The World Health Organisation launched an action plan in 2015 to tackle the adverse effect caused by an extensive use of antimicrobials and raise awareness in the livestock farming sector. In low- and middle-income countries like Vietnam, local communities rely heavily on small-scale family chicken farming. This activity is however known for its extensive use of antimicrobials, which are also administered to healthy chickens.
Changing habits over time: convince rather than coerce
To address the challenge, Phileo by Lesaffre decided to conduct an intervention study in partnership with ViPARC (the “Vietnamese Platform for Antimicrobial Reduction in Chicken production”) targeting small-scale chicken farms in the Mekong Delta region of Vietnam. The initiative was carried out in an attempt to raise awareness on alternatives to antimicrobials. The aim was to encourage farmers to be more responsible by inviting them to take part in a training programme of six workshops and providing them with a tailor-made veterinary support service. The programme’s key message was “Healthy chickens should not be given any antimicrobials” and the trial offered farmers the chance to use Safmannan®, a yeast fraction developed by Phileo.

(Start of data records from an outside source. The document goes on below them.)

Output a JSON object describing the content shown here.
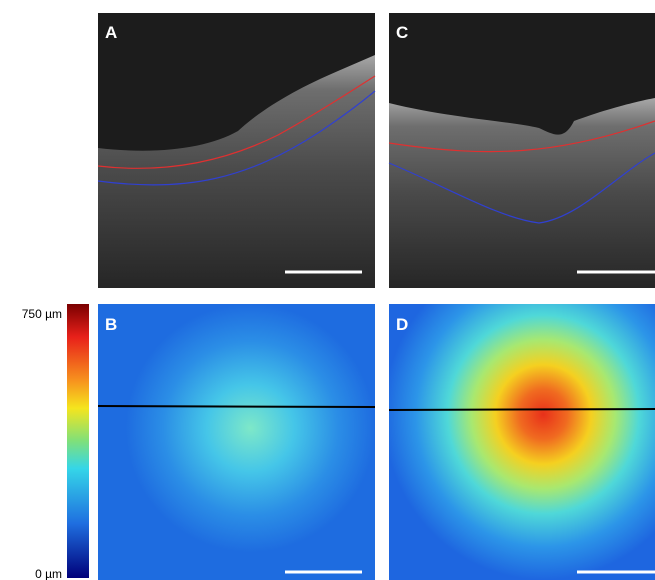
{
  "colorbar": {
    "max_label": "750 µm",
    "min_label": "0 µm"
  },
  "panels": [
    {
      "label": "A"
    },
    {
      "label": "B"
    },
    {
      "label": "C"
    },
    {
      "label": "D"
    }
  ]
}
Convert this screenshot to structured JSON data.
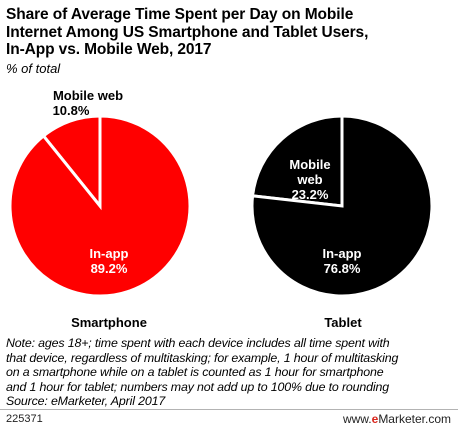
{
  "header": {
    "title_lines": [
      "Share of Average Time Spent per Day on Mobile",
      "Internet Among US Smartphone and Tablet Users,",
      "In-App vs. Mobile Web, 2017"
    ],
    "subtitle": "% of total"
  },
  "colors": {
    "smartphone": "#ff0000",
    "tablet": "#000000",
    "separator": "#ffffff"
  },
  "chart_data": [
    {
      "type": "pie",
      "name": "Smartphone",
      "categories": [
        "Mobile web",
        "In-app"
      ],
      "values": [
        10.8,
        89.2
      ],
      "labels": [
        "10.8%",
        "89.2%"
      ]
    },
    {
      "type": "pie",
      "name": "Tablet",
      "categories": [
        "Mobile web",
        "In-app"
      ],
      "values": [
        23.2,
        76.8
      ],
      "labels": [
        "23.2%",
        "76.8%"
      ]
    }
  ],
  "note": {
    "lines": [
      "Note: ages 18+; time spent with each device includes all time spent with",
      "that device, regardless of multitasking; for example, 1 hour of multitasking",
      "on a smartphone while on a tablet is counted as 1 hour for smartphone",
      "and 1 hour for tablet; numbers may not add up to 100% due to rounding",
      "Source: eMarketer, April 2017"
    ]
  },
  "footer": {
    "chart_id": "225371",
    "brand_prefix": "www.",
    "brand_e": "e",
    "brand_rest": "Marketer.com"
  }
}
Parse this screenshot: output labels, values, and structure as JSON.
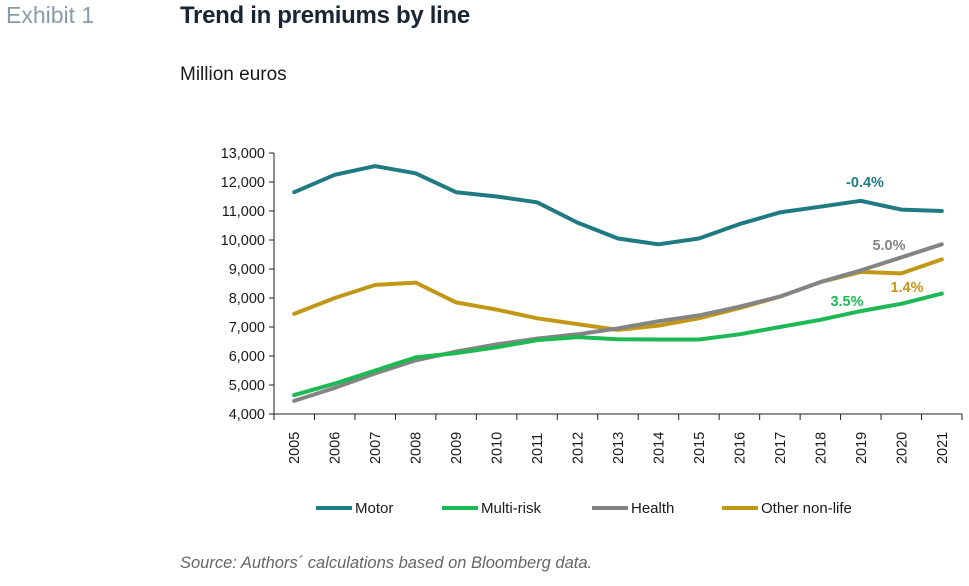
{
  "header": {
    "exhibit_label": "Exhibit 1",
    "title": "Trend in premiums by line"
  },
  "footer": {
    "source": "Source: Authors´ calculations based on Bloomberg data."
  },
  "chart_data": {
    "type": "line",
    "title": "Trend in premiums by line",
    "unit_label": "Million euros",
    "xlabel": "",
    "ylabel": "",
    "ylim": [
      4000,
      13000
    ],
    "yticks": [
      4000,
      5000,
      6000,
      7000,
      8000,
      9000,
      10000,
      11000,
      12000,
      13000
    ],
    "ytick_labels": [
      "4,000",
      "5,000",
      "6,000",
      "7,000",
      "8,000",
      "9,000",
      "10,000",
      "11,000",
      "12,000",
      "13,000"
    ],
    "grid": false,
    "legend_position": "bottom",
    "categories": [
      "2005",
      "2006",
      "2007",
      "2008",
      "2009",
      "2010",
      "2011",
      "2012",
      "2013",
      "2014",
      "2015",
      "2016",
      "2017",
      "2018",
      "2019",
      "2020",
      "2021"
    ],
    "series": [
      {
        "name": "Motor",
        "color": "#1f7a82",
        "values": [
          11650,
          12250,
          12550,
          12300,
          11650,
          11500,
          11300,
          10600,
          10050,
          9850,
          10050,
          10550,
          10950,
          11150,
          11350,
          11050,
          11000
        ],
        "annotation": "-0.4%"
      },
      {
        "name": "Multi-risk",
        "color": "#1db954",
        "values": [
          4650,
          5050,
          5500,
          5950,
          6100,
          6300,
          6550,
          6650,
          6580,
          6570,
          6570,
          6750,
          7000,
          7250,
          7550,
          7800,
          8150
        ],
        "annotation": "3.5%"
      },
      {
        "name": "Health",
        "color": "#848484",
        "values": [
          4450,
          4900,
          5400,
          5850,
          6150,
          6400,
          6600,
          6750,
          6950,
          7200,
          7400,
          7700,
          8050,
          8550,
          8950,
          9400,
          9850
        ],
        "annotation": "5.0%"
      },
      {
        "name": "Other non-life",
        "color": "#c39716",
        "values": [
          7450,
          8000,
          8450,
          8530,
          7850,
          7600,
          7300,
          7100,
          6900,
          7050,
          7300,
          7650,
          8050,
          8550,
          8900,
          8850,
          9330
        ],
        "annotation": "1.4%"
      }
    ]
  }
}
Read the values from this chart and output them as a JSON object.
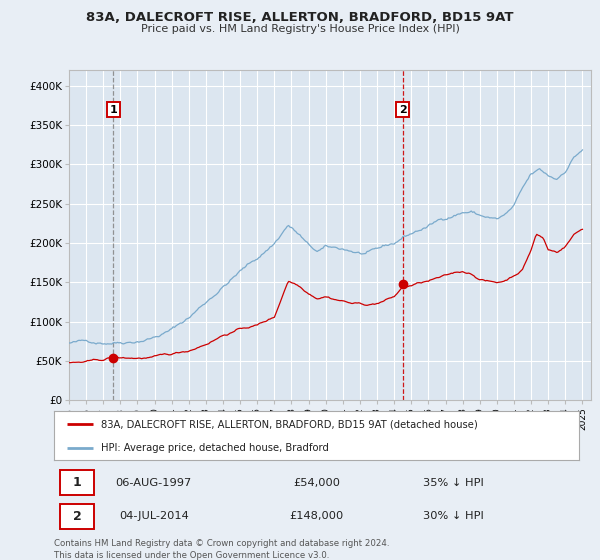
{
  "title": "83A, DALECROFT RISE, ALLERTON, BRADFORD, BD15 9AT",
  "subtitle": "Price paid vs. HM Land Registry's House Price Index (HPI)",
  "bg_color": "#e8eef5",
  "plot_bg_color": "#dce6f0",
  "red_color": "#cc0000",
  "blue_color": "#7aaacc",
  "legend_label_red": "83A, DALECROFT RISE, ALLERTON, BRADFORD, BD15 9AT (detached house)",
  "legend_label_blue": "HPI: Average price, detached house, Bradford",
  "marker1_date": 1997.6,
  "marker1_price": 54000,
  "marker1_text": "06-AUG-1997",
  "marker1_price_text": "£54,000",
  "marker1_hpi_text": "35% ↓ HPI",
  "marker2_date": 2014.5,
  "marker2_price": 148000,
  "marker2_text": "04-JUL-2014",
  "marker2_price_text": "£148,000",
  "marker2_hpi_text": "30% ↓ HPI",
  "xmin": 1995.0,
  "xmax": 2025.5,
  "ymin": 0,
  "ymax": 420000,
  "yticks": [
    0,
    50000,
    100000,
    150000,
    200000,
    250000,
    300000,
    350000,
    400000
  ],
  "ytick_labels": [
    "£0",
    "£50K",
    "£100K",
    "£150K",
    "£200K",
    "£250K",
    "£300K",
    "£350K",
    "£400K"
  ],
  "footer_text": "Contains HM Land Registry data © Crown copyright and database right 2024.\nThis data is licensed under the Open Government Licence v3.0."
}
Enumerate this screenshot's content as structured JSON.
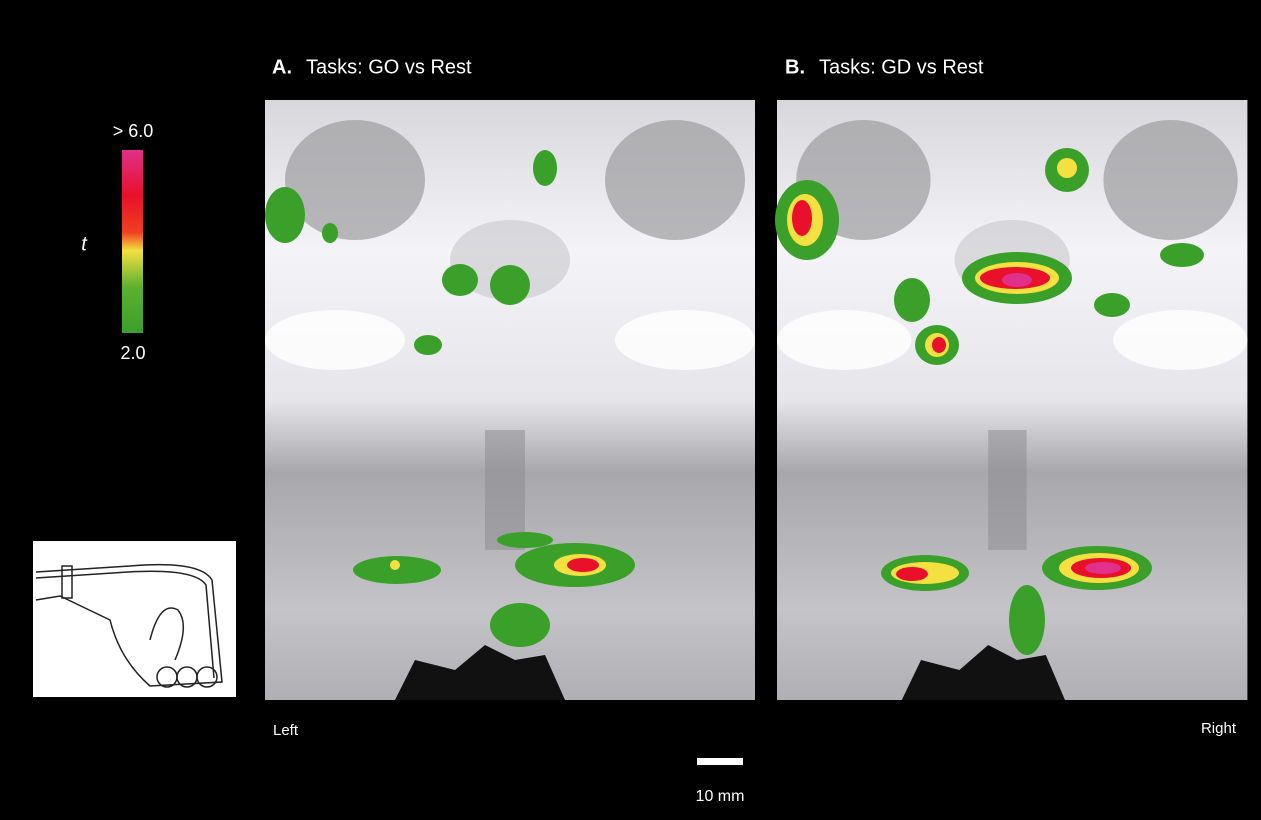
{
  "panels": [
    {
      "letter": "A.",
      "title": "Tasks: GO vs Rest"
    },
    {
      "letter": "B.",
      "title": "Tasks: GD vs Rest"
    }
  ],
  "colorbar": {
    "top_label": "> 6.0",
    "axis_label": "t",
    "bottom_label": "2.0"
  },
  "orientation": {
    "left": "Left",
    "right": "Right"
  },
  "scale_bar": {
    "label": "10 mm"
  }
}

Improving health through nutrition
Adding Safmannan® to food would help to improve the gut function of animals and make them more resilient to pathogens and environmental stressors. The positive effects of Safmannan® have been demonstrated in many species, in partnership with renowned independent research institutes.
The preventive approach of the plan to reduce antimicrobial usage in Vietnam has yielded exciting results. The data collected between October 2016 and November 2019 has shown that antimicrobial use reduced by 66%. The results have also suggested a positive effect on animal health — reducing mortality by 40% in the farms enrolled in the intervention study.
A success all the more significant given that the recruited farmers were mainly raising slow-growing chicken breeds (growth of more than four years). Sustained efforts had to be made to prevent diseases over this long period of time. The nutritional solution plus the upskilling of farmers can secure the stability of farm income and the long-term sustainability of local production.